If China’s bureaucracy was not already opaque enough, that this rare access to the top echelons of power has now been taken away has plunged the party-state into an even bigger black hole, lamented international observers.

Since then Premier Li Peng met more than 400 domestic and foreign journalists and answered their questions in 1988, the premier’s news conference has been the high point of every Two Sessions, or lianghui.

It was a great forum for the premier to articulate policies and shed some light on official thinking, woo foreign investors, and also communicate with the Chinese populace at the same time.

The Chinese, too, were often proud to see their prime minister addressing questions directly from foreign correspondents from all regions of the world, and expressing China’s point of view.

For the pundits and market watchers, the briefing – which had run to two hours or more during previous premiers’ terms – provided clues to the government’s priorities and path, especially over the state of the economy.

If business confidence was not already shot, this move might cause it to plunge even more.

Adding to the surprise was the fact that organisers had granted greater media access this year after four years of restrictions on coverage under China’s zero-Covid controls.
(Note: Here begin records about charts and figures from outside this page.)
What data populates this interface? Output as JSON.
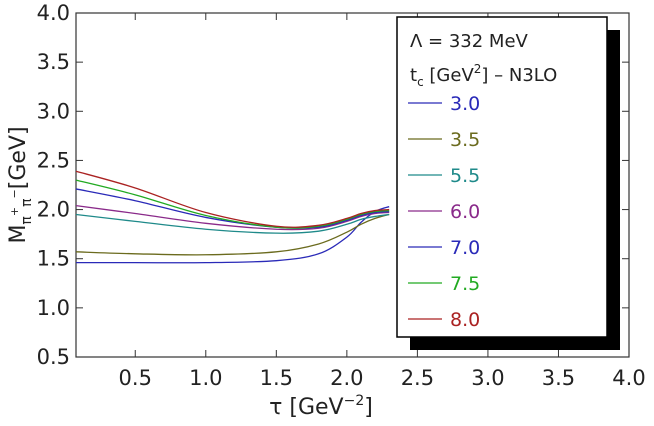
{
  "chart_data": {
    "type": "line",
    "title": "",
    "xlabel": "τ [GeV",
    "xlabel_sup": "−2",
    "xlabel_end": "]",
    "ylabel_main": "M",
    "ylabel_sub": "π",
    "ylabel_sup1": "+",
    "ylabel_sup2": "−",
    "ylabel_end": "[GeV]",
    "xlim": [
      0.08,
      4.0
    ],
    "ylim": [
      0.5,
      4.0
    ],
    "xticks": [
      "0.5",
      "1.0",
      "1.5",
      "2.0",
      "2.5",
      "3.0",
      "3.5",
      "4.0"
    ],
    "yticks": [
      "0.5",
      "1.0",
      "1.5",
      "2.0",
      "2.5",
      "3.0",
      "3.5",
      "4.0"
    ],
    "xtick_values": [
      0.5,
      1.0,
      1.5,
      2.0,
      2.5,
      3.0,
      3.5,
      4.0
    ],
    "ytick_values": [
      0.5,
      1.0,
      1.5,
      2.0,
      2.5,
      3.0,
      3.5,
      4.0
    ],
    "legend": {
      "placement": "top-right",
      "header1": "Λ = 332 MeV",
      "header2_main": "t",
      "header2_sub": "c",
      "header2_rest": " [GeV",
      "header2_sup": "2",
      "header2_end": "] – N3LO"
    },
    "series": [
      {
        "name": "3.0",
        "color": "#2a2ab8",
        "x": [
          0.08,
          0.5,
          1.0,
          1.5,
          1.8,
          2.0,
          2.1,
          2.2,
          2.3
        ],
        "y": [
          1.46,
          1.46,
          1.46,
          1.48,
          1.55,
          1.72,
          1.87,
          1.98,
          2.03
        ]
      },
      {
        "name": "3.5",
        "color": "#6b6b1e",
        "x": [
          0.08,
          0.5,
          1.0,
          1.5,
          1.8,
          2.0,
          2.1,
          2.2,
          2.3
        ],
        "y": [
          1.57,
          1.55,
          1.54,
          1.57,
          1.65,
          1.77,
          1.85,
          1.91,
          1.95
        ]
      },
      {
        "name": "5.5",
        "color": "#1f8a8a",
        "x": [
          0.08,
          0.5,
          1.0,
          1.5,
          1.8,
          2.0,
          2.1,
          2.2,
          2.3
        ],
        "y": [
          1.95,
          1.88,
          1.8,
          1.76,
          1.78,
          1.85,
          1.9,
          1.93,
          1.95
        ]
      },
      {
        "name": "6.0",
        "color": "#8a2a8a",
        "x": [
          0.08,
          0.5,
          1.0,
          1.5,
          1.8,
          2.0,
          2.1,
          2.2,
          2.3
        ],
        "y": [
          2.04,
          1.96,
          1.86,
          1.8,
          1.81,
          1.88,
          1.93,
          1.96,
          1.97
        ]
      },
      {
        "name": "7.0",
        "color": "#2a2ab8",
        "x": [
          0.08,
          0.5,
          1.0,
          1.5,
          1.8,
          2.0,
          2.1,
          2.2,
          2.3
        ],
        "y": [
          2.21,
          2.09,
          1.92,
          1.82,
          1.82,
          1.89,
          1.94,
          1.97,
          1.98
        ]
      },
      {
        "name": "7.5",
        "color": "#22aa22",
        "x": [
          0.08,
          0.5,
          1.0,
          1.5,
          1.8,
          2.0,
          2.1,
          2.2,
          2.3
        ],
        "y": [
          2.3,
          2.15,
          1.94,
          1.82,
          1.83,
          1.9,
          1.95,
          1.98,
          1.99
        ]
      },
      {
        "name": "8.0",
        "color": "#aa2222",
        "x": [
          0.08,
          0.5,
          1.0,
          1.5,
          1.8,
          2.0,
          2.1,
          2.2,
          2.3
        ],
        "y": [
          2.39,
          2.22,
          1.97,
          1.83,
          1.84,
          1.91,
          1.96,
          1.99,
          2.0
        ]
      }
    ]
  }
}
As many as 3,000 domestic and foreign journalists had registered to attend this year’s Two Sessions, they had said.

Yet this break from convention also underlines the diminishing powers of the State Council, or the government, as President Xi Jinping reforms the system to put the Communist Party of China above the state.

In 2023, Beijing carried out a major overhaul of the bureaucracy by empowering party apparatuses to make more decisions while the State Council executes them.

Now, amendments to an organic law, which governs the State Council and has not been updated since it was promulgated in 1982, will be reviewed this week and eventually passed.

Notably, the draft text makes it very clear that the State Council is an administrative body that upholds the leadership of the Communist Party, while the 1982 version, released when the Chinese leadership then was advocating the separation of party and government functions, did not have a single mention of the party.

“The party and the state are no longer parallel systems.

“Now, by design, Xi takes care of everything and simply authorises the premier to take care of very specific areas,” said Associate Professor Alfred Wu of the Lee Kuan Yew School of Public Policy.

“I’m always cautious about calling Li Qiang the No. 2 because he’s like a secretary to Xi.”